High up on the sands, and close to the late dining-room, lay a number of white, flat substances, which puzzled Henry as much as the purse of the skate had done. They were oval in shape, and about the size of his foot. One side was hard and rough, the other smoother, and soft enough to be scratched by the finger-nail. Whether they were bones or shells he could not tell. “This,” said Mr. Miller, “is the backbone of a cuttle-fish. The animal, when alive, is soft, and nearly transparent. It has a large head, on which there are a number of long arms stretching out. It lives on small fish, which it chases, and then catches hold of by the help of many small suckers on its arms. When chased itself, it spurts out a quantity of black fluid, like ink, making the water so thick and dark that its enemy loses sight of it, and is obliged to give up the chase. Often, when I have been fishing from a boat, a cuttle-fish has followed a fish which I have caught, up to the very surface of the water, and sometimes I have caught the cuttle-fish itself, by darting into it a hook fastened to the end of a stick.

CUTTLE-FISH AND EGGS.

“I was once fishing, when the man in the boat with me caught a cuttle-fish in this way, and having lifted it into the boat too soon, it spurted its ink with such force as to spatter us all over. It is not used as food in this country, but it makes excellent bait.”

Scattered along the coast were a number of scarlet berries, which Mr. Miller looked at very closely, and said they were cranberries.

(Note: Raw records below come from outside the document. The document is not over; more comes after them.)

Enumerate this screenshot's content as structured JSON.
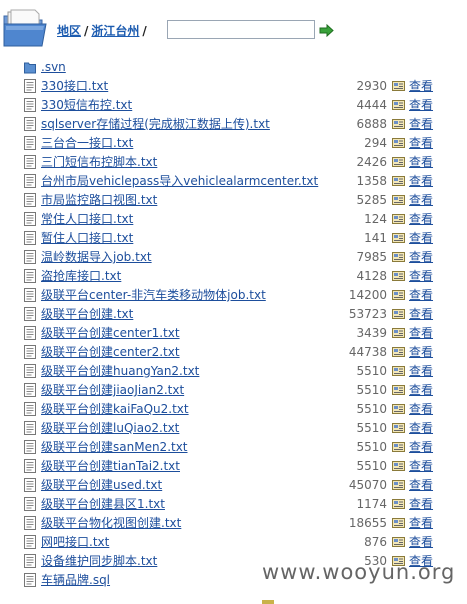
{
  "breadcrumb": {
    "root": "地区",
    "current": "浙江台州",
    "separator": "/"
  },
  "path_input": {
    "value": "",
    "placeholder": ""
  },
  "icons": {
    "folder": "folder-icon",
    "go": "go-arrow-icon",
    "file": "text-file-icon",
    "view": "view-icon"
  },
  "colors": {
    "link": "#1d4e9c",
    "folder_blue": "#5a8fd0",
    "go_green": "#39a23a"
  },
  "view_label": "查看",
  "files": [
    {
      "name": ".svn",
      "size": "",
      "is_folder": true
    },
    {
      "name": "330接口.txt",
      "size": "2930"
    },
    {
      "name": "330短信布控.txt",
      "size": "4444"
    },
    {
      "name": "sqlserver存储过程(完成椒江数据上传).txt",
      "size": "6888"
    },
    {
      "name": "三台合一接口.txt",
      "size": "294"
    },
    {
      "name": "三门短信布控脚本.txt",
      "size": "2426"
    },
    {
      "name": "台州市局vehiclepass导入vehiclealarmcenter.txt",
      "size": "1358"
    },
    {
      "name": "市局监控路口视图.txt",
      "size": "5285"
    },
    {
      "name": "常住人口接口.txt",
      "size": "124"
    },
    {
      "name": "暂住人口接口.txt",
      "size": "141"
    },
    {
      "name": "温岭数据导入job.txt",
      "size": "7985"
    },
    {
      "name": "盗抢库接口.txt",
      "size": "4128"
    },
    {
      "name": "级联平台center-非汽车类移动物体job.txt",
      "size": "14200"
    },
    {
      "name": "级联平台创建.txt",
      "size": "53723"
    },
    {
      "name": "级联平台创建center1.txt",
      "size": "3439"
    },
    {
      "name": "级联平台创建center2.txt",
      "size": "44738"
    },
    {
      "name": "级联平台创建huangYan2.txt",
      "size": "5510"
    },
    {
      "name": "级联平台创建jiaoJian2.txt",
      "size": "5510"
    },
    {
      "name": "级联平台创建kaiFaQu2.txt",
      "size": "5510"
    },
    {
      "name": "级联平台创建luQiao2.txt",
      "size": "5510"
    },
    {
      "name": "级联平台创建sanMen2.txt",
      "size": "5510"
    },
    {
      "name": "级联平台创建tianTai2.txt",
      "size": "5510"
    },
    {
      "name": "级联平台创建used.txt",
      "size": "45070"
    },
    {
      "name": "级联平台创建县区1.txt",
      "size": "1174"
    },
    {
      "name": "级联平台物化视图创建.txt",
      "size": "18655"
    },
    {
      "name": "网吧接口.txt",
      "size": "876"
    },
    {
      "name": "设备维护同步脚本.txt",
      "size": "530"
    },
    {
      "name": "车辆品牌.sql",
      "size": ""
    }
  ],
  "watermark": "www.wooyun.org"
}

“But do cranberries grow on sea-weeds?” said Henry.

“No,” replied Mr. Miller, “certainly not; and I can only account for their being here by supposing that some ship from America must have been lost at sea during the late gale, and that these berries must have formed part of her cargo. You remember how dreadfully we heard the wind howling on Christmas Eve. It was a sad Christmas to many a poor sailor, who hoped, perhaps, to spend it among his friends on shore; friends, alas! whom he will now never meet again. See, here is something else which must have come from a ship.”

This was a small lump of spermaceti, a substance which is obtained from a kind of whale found in the Arctic regions. It had neither taste nor smell, and looked exactly like a piece of camphor.